Limit the egg nog. Eggnog is one of the most calorie-dense drinks of the holidays. It can have over 500 calories per cup if you add bourbon. I usually have 1-2 cups for the whole holiday period. If you partake, keep it to a mild roar.
- Sliver the dessert. Limit the amount of dessert you eat and if you must try each dessert, try a spoonful or sliver of each. Be very careful because these are calorie-dense.
- Relieve your stress and keep calm. Stress increases your cortisol and the risk of overeating. You may be feeling financially pinched, tired from lack of sleep, and visits with family are not always tension-free. There is a reason that family holidays usually involve whiskey. You might need a little to get through the holidays, but keep it to a limit. Alcohol is calorie-dense and lowers your inhibition and may lead to overeating.

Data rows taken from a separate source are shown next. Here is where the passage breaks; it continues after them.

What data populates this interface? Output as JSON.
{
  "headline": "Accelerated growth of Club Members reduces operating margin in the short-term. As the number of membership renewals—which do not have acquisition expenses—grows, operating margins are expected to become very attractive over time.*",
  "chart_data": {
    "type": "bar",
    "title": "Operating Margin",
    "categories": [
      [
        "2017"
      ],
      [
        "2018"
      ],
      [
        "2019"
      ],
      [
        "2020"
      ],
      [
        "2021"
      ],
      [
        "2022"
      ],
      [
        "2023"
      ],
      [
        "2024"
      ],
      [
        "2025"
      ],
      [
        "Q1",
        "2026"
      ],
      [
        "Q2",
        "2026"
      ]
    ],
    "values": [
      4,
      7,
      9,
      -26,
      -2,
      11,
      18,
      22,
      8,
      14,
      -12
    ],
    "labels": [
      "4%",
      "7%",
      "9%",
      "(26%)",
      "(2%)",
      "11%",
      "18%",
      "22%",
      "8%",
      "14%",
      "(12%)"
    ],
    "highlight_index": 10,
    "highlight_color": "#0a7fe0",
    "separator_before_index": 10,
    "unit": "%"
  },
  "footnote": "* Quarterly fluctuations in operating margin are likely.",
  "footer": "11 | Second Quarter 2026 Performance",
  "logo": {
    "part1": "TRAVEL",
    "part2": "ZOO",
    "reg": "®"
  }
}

- Acknowledge the challenge and be honest. Write down what you are eating. I am not suggesting you keep track of calories, but eating can get out of control. If you write it down in a journal, you are less likely to go “hog wild.”
- Eat plenty of vegetables. Snack healthy, and I recommend raw vegetables. If you can gain weight eating raw broccoli, cauliflower, carrots, and celery, I will shake your hand and call it a day. You cannot gain weight with fresh raw veggies unless you smother them in fat.
- Relax and enjoy the holiday! Weight loss is a journey, and there will be bumps in the road. Get back up and dust yourself off. Don’t get down on yourself because positivity and self-confidence are essential for success. Don’t look back at the mistakes and don’t let 25 December become a seven-day free-for-all.
So who cares about putting a few extra pounds on over Christmas? It’s only once a year. We all should be concerned because each pound is a higher risk. The problem with the United States is the holiday season primarily consists of nearly two months of celebrating that starts Thanksgiving and continuing until the beginning of January. If you celebrate the whole time, you will pack on the pounds.
The bottom line: A bit of smart damage control won’t spoil the festive spirit and may reduce your weight gain and help keep you from spiraling out of control as you enter the New Year. Bood choices and prevent weight gain and smaller portions can help also. Let the feast begin and enjoy the family!